Sarah Chayes is a senior associate in the Democracy and Rule of Law Program and the South Asia Program at the Carnegie Endowment. Formerly special adviser to the chairman of the Joint Chiefs of Staff, she is an expert in South Asia policy, kleptocracy and anticorruption, and civil-military relations. She is working on correlations between acute public corruption and the rise of militant extremism.
A former reporter, she covered the fall of the Taliban for NPR, then left journalism to remain in Kandahar in order to contribute to the reconstruction of the country, living there almost continuously since December 2001. After running a nongovernmental organization founded by President Karzai’s brother Qayum, Chayes launched a manufacturing cooperative that produces skin-care products for export from licit local agriculture. The goals were to help revive the region’s historic role in exporting fruit and its derivatives, promote sustainable development, and expand alternatives to the opium economy.

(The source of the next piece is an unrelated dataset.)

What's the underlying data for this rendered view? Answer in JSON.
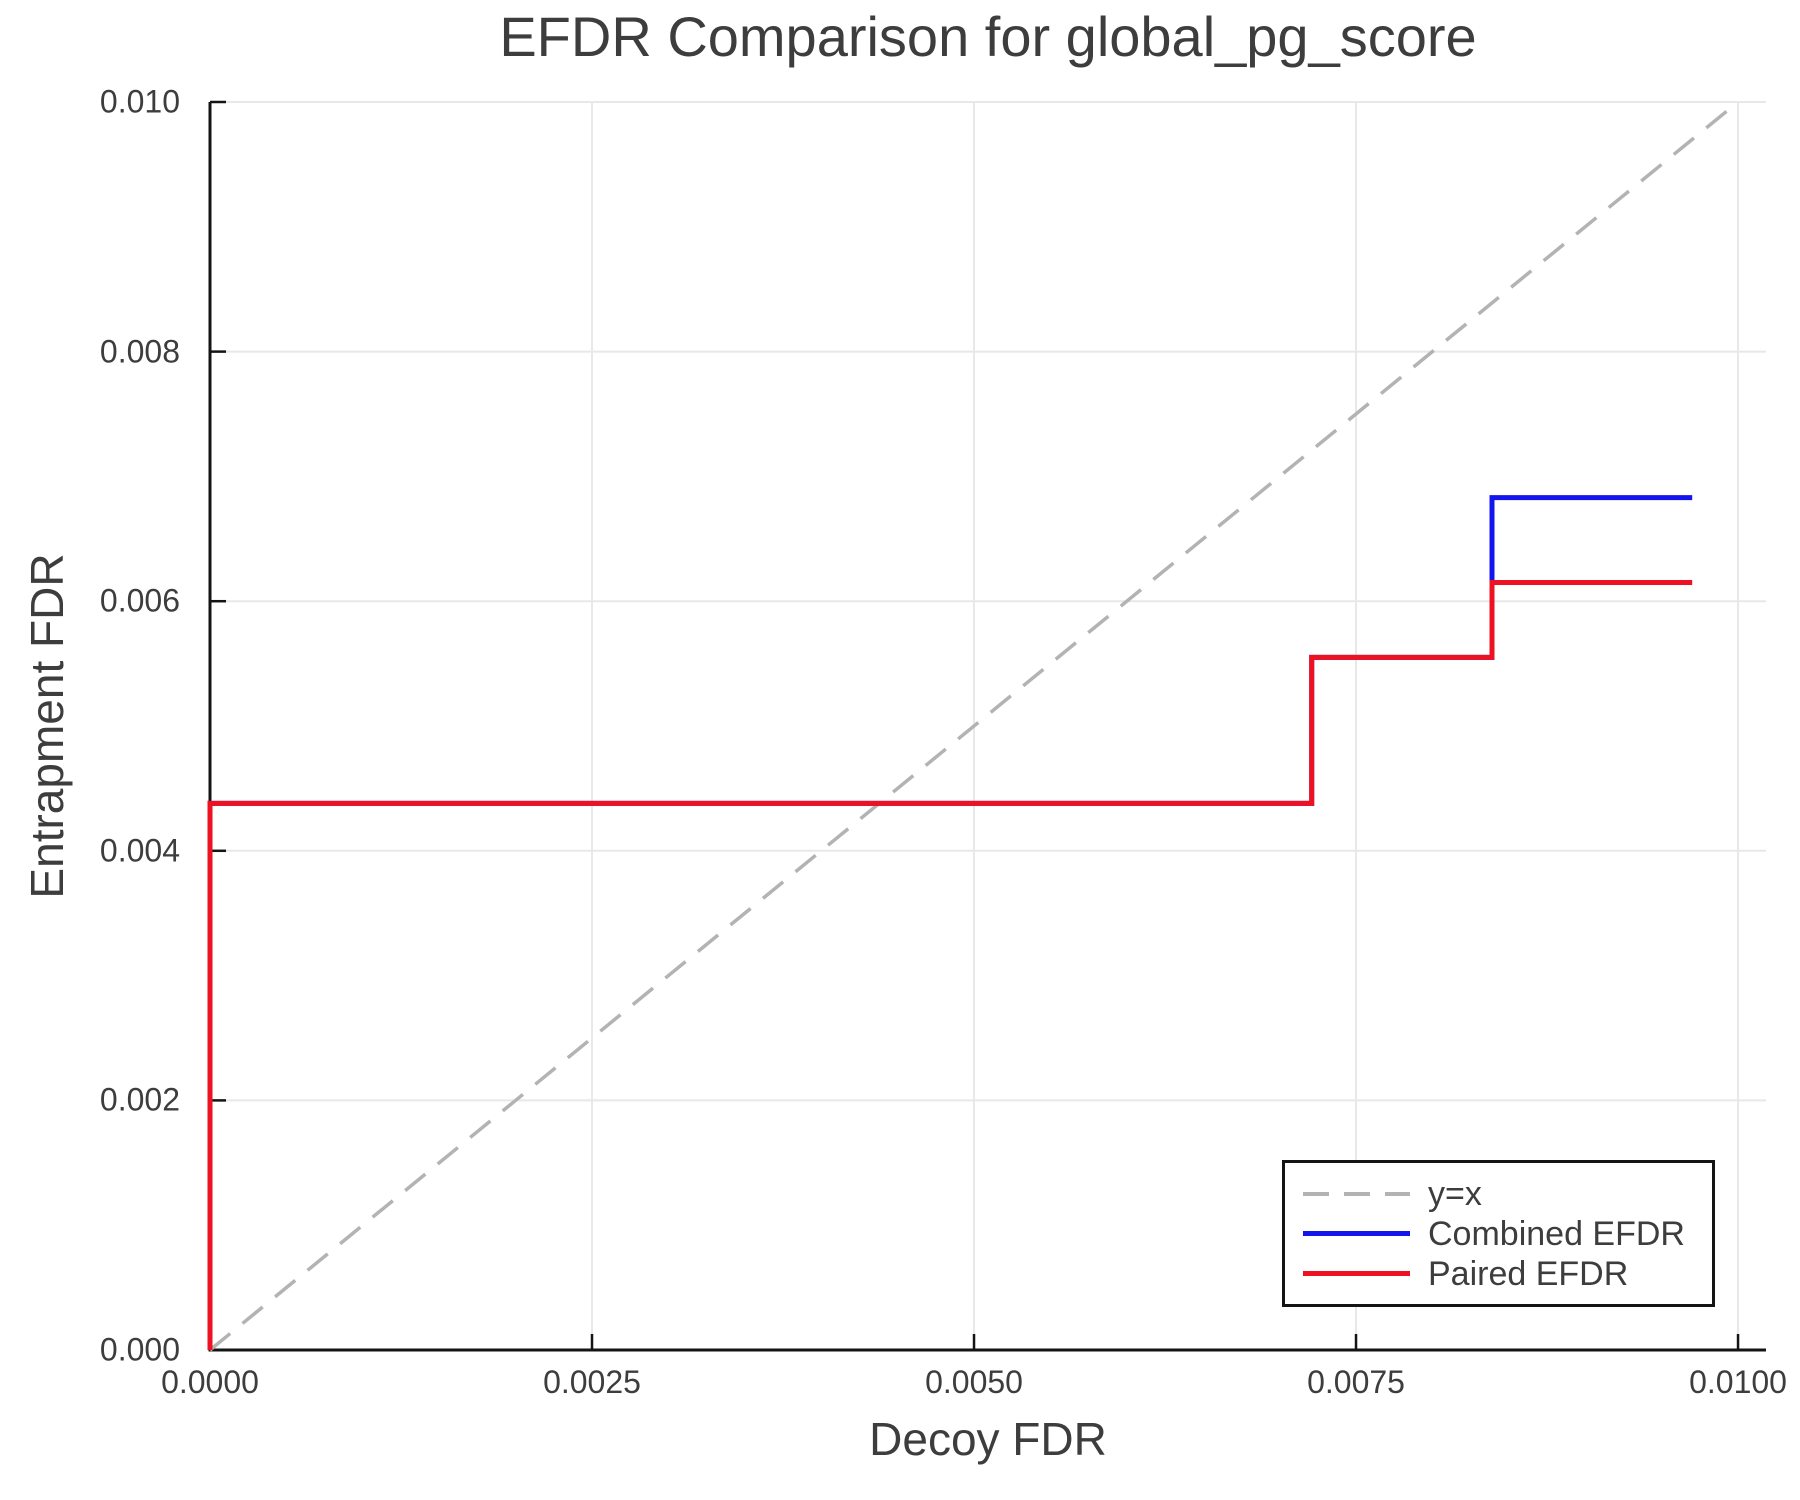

Deeply embedded in the life of the city and fluent in Pashtu, Chayes gained a unique perspective on the unfolding war.
In 2009, she was tapped to serve as special adviser to Generals David McKiernan and Stanley McChrystal, commanders of the International Security Assistance Force (ISAF). She contributed her unique understanding of the Afghan south to the decisionmaking process, built ISAF’s anticorruption policy, and assisted the U.S. embassy in developing an integrated approach to Afghan kleptocracy. In 2010, Chayes became special adviser to Chairman of the Joint Chiefs of Staff Admiral Mike Mullen, contributing to strategic policy on Afghanistan, Pakistan, and the Arab Spring.
Chayes is author of The Punishment of Virtue: Inside Afghanistan After the Taliban (Penguin Press HC, 2006). She is a contributing writer for the Los Angeles Times opinion section, and her articles have appeared in the Washington Post, the New York Times, and the Atlantic, among other publications.